Saturday, December 27, 2008

Merry Everything (and Happy Always!)


Here's this year's holiday letter and picture. Happy Holidays Everyone!
So I’ve fallen asleep on the couch again. My husband is still sleeping on the sectional next to me. His open-mouth breathing/snoring smells of dinner, the first one we’ve had together as a family in probably a couple of weeks. The last thing I remember was sitting down to write the Christmas letter. My husband, good man that he is, no make that great man that he is, has put both children to bed and has come downstairs to stay with me until I wake up. Now it’s quite late in the night, Law & Order is playing on the TV and I’ve found a bowl of ice cream. Just like last year’s letter.

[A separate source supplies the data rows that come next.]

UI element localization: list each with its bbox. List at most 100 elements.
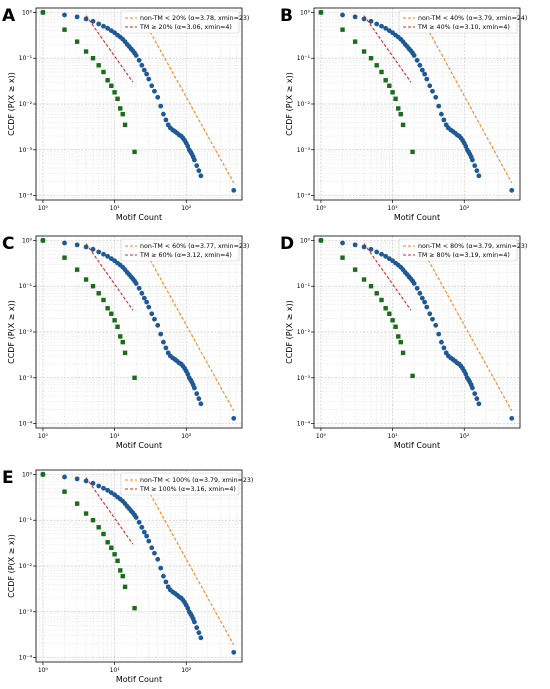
panel-d-x-tick-label: 10⁰ xyxy=(316,433,327,440)
panel-a-y-tick-label: 10⁻³ xyxy=(19,147,33,154)
panel-a-point-tm xyxy=(132,149,137,155)
panel-e-y-tick-label: 10⁻² xyxy=(19,563,33,570)
panel-d-point-nontm xyxy=(361,244,367,250)
panel-e-point-nontm xyxy=(74,476,80,482)
panel-b-point-nontm xyxy=(472,163,478,169)
panel-a-point-tm xyxy=(101,69,106,75)
panel-c-point-tm xyxy=(118,334,123,339)
panel-e-point-tm xyxy=(122,584,128,590)
panel-c-legend-box xyxy=(120,238,240,262)
panel-e-fit-line-nontm xyxy=(140,476,235,646)
panel-c-point-nontm xyxy=(198,401,204,407)
panel-b-point-nontm xyxy=(419,67,425,73)
panel-e-point-nontm xyxy=(136,519,142,525)
panel-e-point-tm xyxy=(101,531,106,537)
panel-a-point-nontm xyxy=(101,23,106,29)
panel-a-fit-line-nontm xyxy=(140,14,235,184)
panel-e-point-nontm xyxy=(163,579,169,585)
panel-a-legend-box xyxy=(120,10,240,34)
panel-a-point-tm xyxy=(120,111,125,117)
panel-a-point-nontm xyxy=(149,83,155,89)
panel-c-point-nontm xyxy=(192,385,197,391)
panel-a-legend-entry: non-TM < 20% (α=3.78, xmin=23) xyxy=(140,15,249,22)
panel-a-point-nontm xyxy=(144,71,150,77)
panel-d-y-tick-label: 10⁻³ xyxy=(297,375,311,382)
panel-d-point-tm xyxy=(318,238,324,243)
panel-b-point-nontm xyxy=(441,117,447,123)
panel-d-legend: non-TM < 80% (α=3.79, xmin=23) TM ≥ 80% (… xyxy=(398,238,527,262)
panel-e-legend: non-TM < 100% (α=3.79, xmin=23) TM ≥ 100%… xyxy=(120,472,253,496)
panel-c-point-tm xyxy=(132,375,137,380)
panel-b-point-nontm xyxy=(422,71,428,77)
panel-b-y-axis-label: CCDF (P(X ≥ x)) xyxy=(285,72,294,136)
panel-b-point-tm xyxy=(361,49,367,54)
panel-d-point-tm xyxy=(387,311,392,316)
panel-a-point-nontm xyxy=(146,76,152,82)
panel-d-letter: D xyxy=(280,234,294,254)
panel-e-letter: E xyxy=(2,468,14,488)
panel-b-y-tick-label: 10⁻⁴ xyxy=(297,193,311,200)
panel-d-point-nontm xyxy=(509,415,515,421)
panel-d-point-nontm xyxy=(439,339,444,345)
panel-b-fit-line-tm xyxy=(363,15,412,83)
panel-d-point-nontm xyxy=(379,251,384,257)
panel-e-point-nontm xyxy=(90,480,96,486)
panel-c-point-nontm xyxy=(161,339,166,345)
panel-b-point-nontm xyxy=(439,111,444,117)
panel-c-point-nontm xyxy=(141,295,147,301)
panel-d-point-nontm xyxy=(374,249,380,255)
panel-e-point-nontm xyxy=(83,478,89,484)
panel-d-y-tick-label: 10⁻² xyxy=(297,329,311,336)
panel-d-point-tm xyxy=(390,318,395,323)
panel-a-x-axis-label: Motif Count xyxy=(116,213,162,222)
panel-b-point-tm xyxy=(390,90,395,95)
panel-e-grid xyxy=(36,470,242,662)
panel-c-point-nontm xyxy=(149,311,155,317)
panel-a-point-nontm xyxy=(133,53,139,58)
panel-c-point-nontm xyxy=(146,304,152,310)
panel-d-legend-box xyxy=(398,238,518,262)
panel-b-y-tick-label: 10⁻² xyxy=(297,101,311,108)
panel-c-y-tick-label: 10⁰ xyxy=(22,237,33,244)
panel-c-point-nontm xyxy=(158,331,164,337)
panel-a-point-tm xyxy=(40,10,46,15)
panel-b-point-nontm xyxy=(433,94,439,100)
panel-e-point-tm xyxy=(40,472,46,477)
panel-b-point-nontm xyxy=(424,76,430,82)
panel-c-point-nontm xyxy=(139,290,145,296)
panel-c-point-tm xyxy=(120,339,125,345)
panel-d-point-tm xyxy=(368,284,374,289)
panel-e-point-tm xyxy=(118,568,123,573)
panel-a-point-tm xyxy=(90,56,96,61)
panel-d-point-tm xyxy=(379,297,384,303)
panel-e-point-nontm xyxy=(62,474,67,480)
panel-d-point-nontm xyxy=(463,371,469,377)
panel-b-point-nontm xyxy=(374,21,380,27)
panel-d-point-tm xyxy=(374,291,379,296)
panel-b-y-tick-label: 10⁻³ xyxy=(297,147,311,154)
panel-c-point-tm xyxy=(115,324,120,329)
panel-d-point-nontm xyxy=(411,281,417,286)
panel-a-x-tick-label: 10² xyxy=(181,205,192,212)
panel-b-y-tick-label: 10⁰ xyxy=(300,9,311,16)
panel-e-point-nontm xyxy=(155,556,161,562)
panel-b-fit-line-nontm xyxy=(419,14,513,184)
panel-c-point-tm xyxy=(40,238,46,243)
panel-b-letter: B xyxy=(280,6,293,26)
panel-a-point-tm xyxy=(122,122,128,128)
panel-d-point-nontm xyxy=(422,299,428,305)
panel-c-letter: C xyxy=(2,234,14,254)
panel-c-point-tm xyxy=(62,255,67,260)
panel-b-point-nontm xyxy=(509,187,515,193)
panel-e: 10⁰ 10¹ 10² 10⁰ 10⁻¹ 10⁻² 10⁻³ 10⁻⁴ Motif Count C… xyxy=(2,468,253,684)
panel-c-point-nontm xyxy=(90,246,96,252)
panel-b-point-nontm xyxy=(414,57,420,63)
panel-b-point-tm xyxy=(368,56,374,61)
panel-d-point-tm xyxy=(352,267,358,272)
panel-c-y-tick-label: 10⁻⁴ xyxy=(19,421,33,428)
panel-a-point-nontm xyxy=(158,103,164,109)
panel-c-x-tick-label: 10⁰ xyxy=(38,433,49,440)
panel-e-point-tm xyxy=(74,501,80,506)
panel-e-point-nontm xyxy=(96,483,102,489)
panel-a-x-tick-label: 10⁰ xyxy=(38,205,49,212)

But I can’t help but think about all the things I didn’t know last year when I stayed up to write our Christmas letter. I didn’t know that we were pregnant with our little girl, my mom would be diagnosed with breast cancer or that Chris would be forced to go through months of job transitions. I didn’t know that two children that look so much alike as infants would have completely different poos, that going back to work after maternity leave would ever be such a struggle or that I would ever find anyone I would trust to leave our kids with besides their grandmother down the street. I didn’t know that 38 is the year when you officially become your mother or that an extra can of Diet Dew and coat of mascara could no longer cover up a missed night of sleep. I certainly wouldn’t have thought that I would be the last of my oldest and dearest friends to succumb to Facebook (well, not quite yet) or how horrible I would be at returning email and phone calls to those I care about the most. I didn’t know that two children is so much harder and better than you ever think it will be or how arrogant and naive I was to think I could handle it.

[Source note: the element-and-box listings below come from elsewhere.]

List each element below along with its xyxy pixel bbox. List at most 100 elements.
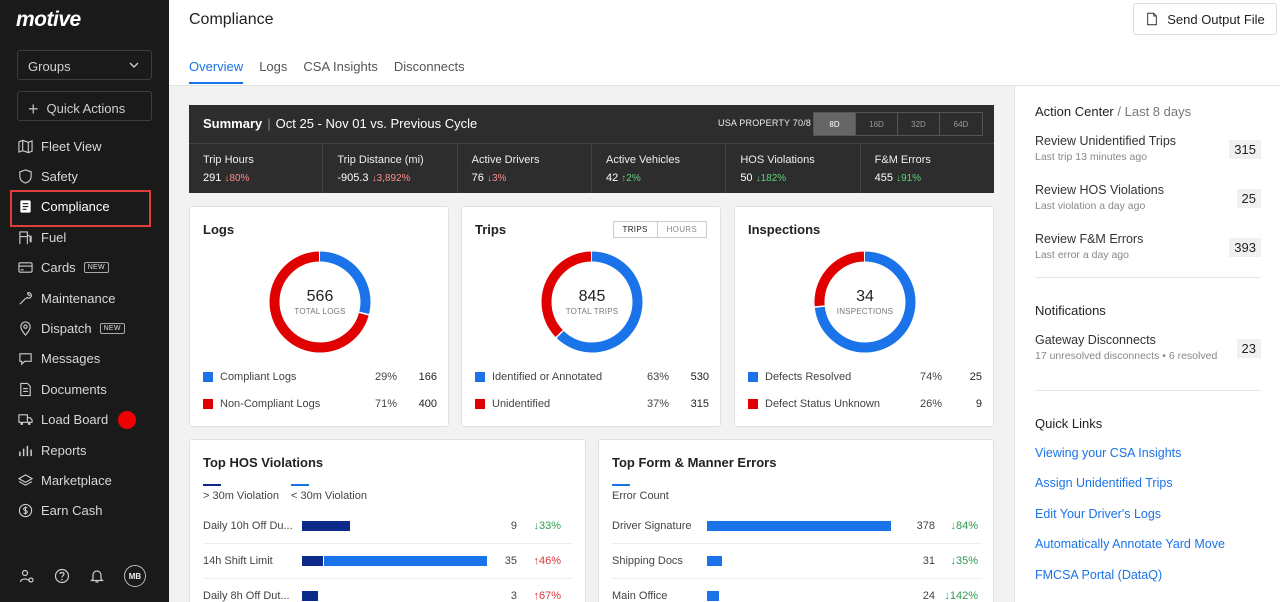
legend-swatch	[748, 372, 758, 382]
tab-csa-insights[interactable]: CSA Insights	[303, 59, 378, 74]
range-8d[interactable]: 8D	[814, 113, 856, 135]
sidebar-item-documents[interactable]: Documents	[0, 374, 169, 404]
avatar[interactable]: MB	[124, 565, 146, 587]
quick-actions-button[interactable]: + Quick Actions	[17, 91, 152, 121]
quick-link[interactable]: Assign Unidentified Trips	[1035, 476, 1173, 490]
bar-error-count	[707, 521, 891, 531]
users-icon[interactable]	[19, 568, 35, 584]
plus-icon: +	[28, 99, 39, 119]
dollar-icon	[18, 504, 33, 518]
action-item[interactable]: Review F&M Errors Last error a day ago 3…	[1035, 232, 1261, 261]
send-output-file-button[interactable]: Send Output File	[1133, 3, 1277, 35]
legend-label: Compliant Logs	[220, 371, 297, 383]
groups-label: Groups	[28, 59, 71, 74]
hos-violation-row[interactable]: 14h Shift Limit 35 ↑46%	[203, 554, 573, 568]
groups-dropdown[interactable]: Groups	[17, 50, 152, 80]
action-item[interactable]: Review HOS Violations Last violation a d…	[1035, 183, 1261, 212]
toggle-trips[interactable]: TRIPS	[614, 222, 658, 237]
sidebar-item-label: Dispatch	[41, 321, 92, 337]
donut-total-label: TOTAL TRIPS	[565, 307, 619, 316]
row-count: 31	[922, 555, 935, 567]
fm-error-row[interactable]: Shipping Docs 31 ↓35%	[612, 554, 982, 568]
range-32d[interactable]: 32D	[898, 113, 940, 135]
file-icon	[1147, 12, 1158, 26]
summary-period: Oct 25 - Nov 01 vs. Previous Cycle	[275, 116, 478, 131]
sidebar-item-maintenance[interactable]: Maintenance	[0, 283, 169, 313]
legend-row: Compliant Logs 29% 166	[203, 371, 437, 383]
metric-trip-distance: Trip Distance (mi) -905.3 ↓3,892%	[323, 144, 458, 193]
quick-link[interactable]: Edit Your Driver's Logs	[1035, 507, 1162, 521]
action-item-subtitle: Last error a day ago	[1035, 249, 1129, 261]
metric-label: Active Vehicles	[605, 154, 680, 166]
range-16d[interactable]: 16D	[856, 113, 898, 135]
range-64d[interactable]: 64D	[953, 119, 969, 129]
toggle-hours[interactable]: HOURS	[666, 225, 697, 234]
action-item[interactable]: Review Unidentified Trips Last trip 13 m…	[1035, 134, 1261, 163]
action-center-title: Action Center / Last 8 days	[1035, 104, 1191, 119]
sidebar-item-label: Compliance	[41, 199, 110, 215]
legend-label: < 30m Violation	[291, 490, 367, 502]
pin-icon	[20, 321, 31, 336]
row-delta: ↓33%	[533, 520, 561, 532]
bell-icon[interactable]	[89, 568, 105, 584]
quick-link[interactable]: FMCSA Portal (DataQ)	[1035, 568, 1163, 582]
help-icon[interactable]	[54, 568, 70, 584]
legend-pct: 74%	[919, 371, 942, 383]
sidebar-item-fleet-view[interactable]: Fleet View	[0, 131, 169, 161]
card-title: Inspections	[748, 222, 821, 237]
sidebar-item-cards[interactable]: Cards NEW	[0, 253, 169, 283]
notification-item[interactable]: Gateway Disconnects 17 unresolved discon…	[1035, 333, 1261, 362]
tab-logs[interactable]: Logs	[259, 59, 288, 74]
metric-delta: ↑2%	[621, 173, 641, 184]
legend-swatch	[748, 399, 758, 409]
row-count: 3	[510, 590, 517, 602]
trips-card[interactable]: Trips TRIPS HOURS 845 TOTAL TRIPS Identi…	[461, 206, 721, 427]
donut-segment	[269, 251, 371, 353]
action-item-title: Review HOS Violations	[1035, 183, 1164, 197]
donut-total-label: INSPECTIONS	[836, 307, 894, 316]
sidebar-item-safety[interactable]: Safety	[0, 161, 169, 191]
hos-violation-row[interactable]: Daily 10h Off Du... 9 ↓33%	[203, 519, 573, 533]
sidebar-item-fuel[interactable]: Fuel	[0, 222, 169, 252]
metric-fm-errors: F&M Errors 455 ↓91%	[861, 144, 994, 193]
card-title: Top Form & Manner Errors	[612, 455, 777, 470]
donut-center: 845 TOTAL TRIPS	[539, 249, 645, 355]
quick-link[interactable]: Automatically Annotate Yard Move	[1035, 537, 1225, 551]
tab-disconnects[interactable]: Disconnects	[393, 59, 465, 74]
inspections-card[interactable]: Inspections 34 INSPECTIONS Defects Resol…	[734, 206, 994, 427]
row-label: Daily 10h Off Du...	[203, 520, 293, 532]
donut-segment	[541, 251, 643, 353]
logs-card[interactable]: Logs 566 TOTAL LOGS Compliant Logs 29% 1…	[189, 206, 449, 427]
sidebar-item-reports[interactable]: Reports	[0, 435, 169, 465]
form-manner-card[interactable]: Top Form & Manner Errors Error Count Dri…	[598, 439, 994, 602]
divider	[1035, 390, 1261, 391]
sidebar-item-marketplace[interactable]: Marketplace	[0, 465, 169, 495]
tab-overview[interactable]: Overview	[189, 59, 244, 84]
action-center-heading: Action Center	[1035, 104, 1114, 119]
fm-error-row[interactable]: Driver Signature 378 ↓84%	[612, 519, 982, 533]
legend-label: Non-Compliant Logs	[220, 398, 321, 410]
hos-violation-row[interactable]: Daily 8h Off Dut... 3 ↑67%	[203, 589, 573, 602]
sidebar-item-label: Maintenance	[41, 290, 116, 306]
legend-pct: 29%	[374, 371, 397, 383]
legend-count: 166	[418, 371, 437, 383]
range-selector: 8D 16D 32D 64D	[813, 112, 983, 136]
metric-label: HOS Violations	[740, 154, 815, 166]
sidebar-item-messages[interactable]: Messages	[0, 344, 169, 374]
sidebar-item-earn-cash[interactable]: Earn Cash	[0, 496, 169, 526]
action-item-subtitle: Last trip 13 minutes ago	[1035, 151, 1148, 163]
bar-long-violation	[302, 521, 350, 531]
summary-heading: Summary | Oct 25 - Nov 01 vs. Previous Cyc…	[203, 116, 478, 131]
legend-line	[612, 484, 630, 486]
sidebar-item-compliance[interactable]: Compliance	[0, 189, 169, 228]
action-item-title: Review F&M Errors	[1035, 232, 1144, 246]
fm-error-row[interactable]: Main Office 24 ↓142%	[612, 589, 982, 602]
quick-link[interactable]: Viewing your CSA Insights	[1035, 446, 1182, 460]
legend-line-short	[291, 484, 309, 486]
sidebar-item-dispatch[interactable]: Dispatch NEW	[0, 313, 169, 343]
sidebar-item-load-board[interactable]: Load Board	[0, 405, 169, 435]
legend-pct: 63%	[646, 371, 669, 383]
chat-icon	[19, 353, 32, 366]
hos-violations-card[interactable]: Top HOS Violations > 30m Violation < 30m…	[189, 439, 586, 602]
motive-logo[interactable]: motive	[16, 8, 81, 31]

I didn’t know that Cooper would be a songwriter (His two favorites: “No Hold Baby Elia” and “Broken Candy Cane”) or at two (now three) years old he would wake up in the middle of the night to sneak online! I didn’t know that in his mind: Santa, Grammy and Grampy, Jesus and Uncle Jarret are all “too far away” or that he would try to call his Grandpa Cooper on the phone. I didn’t know that watching my children sleep could move me to tears or having “Dance Party” with the neighbor girls would be one of my favorite things to do. I didn’t know how little there is to see from one end of South Dakota to the other nor how much Cooper would enjoy visiting “The Guys” a.k.a. Mt. Rushmore. I didn’t know how much I would rely on my coworkers at school to get me through my pregnancy and how incredibly stupid it would be to try to start the school year, set-up the classroom and do initial parent conferences with a full-term belly. It’s no wonder Elia Jane came a day early during my first week of classes. You should see her smile. Really, it’s life-changing.

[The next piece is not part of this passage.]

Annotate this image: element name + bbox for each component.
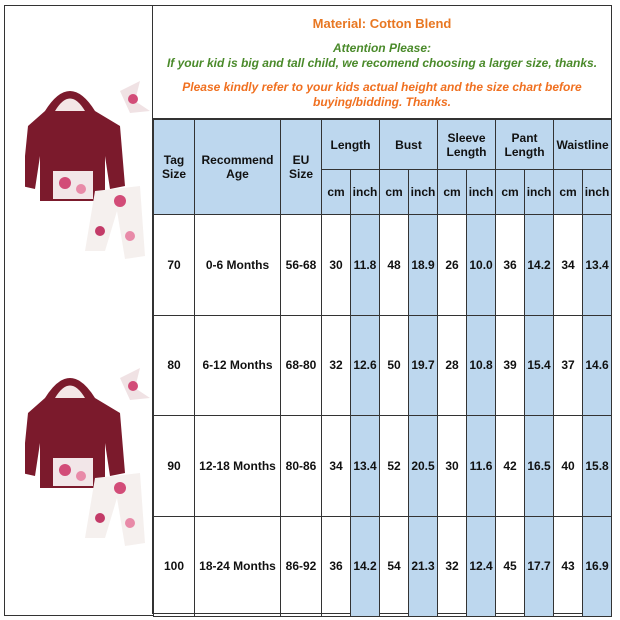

So now with the ice cream gone and Law & Order over I know there’s a list on the counter 3 pages long of things I want to over accomplish this holiday season and how really trivial all of it really is. No matter what next year holds I think as long as there are two kids sleeping upstairs, my husband snoring on the couch beside me and a Law & Order playing on the TV, everything will be okay and is just enough just as it is. And a bowl of ice cream wouldn’t hurt either.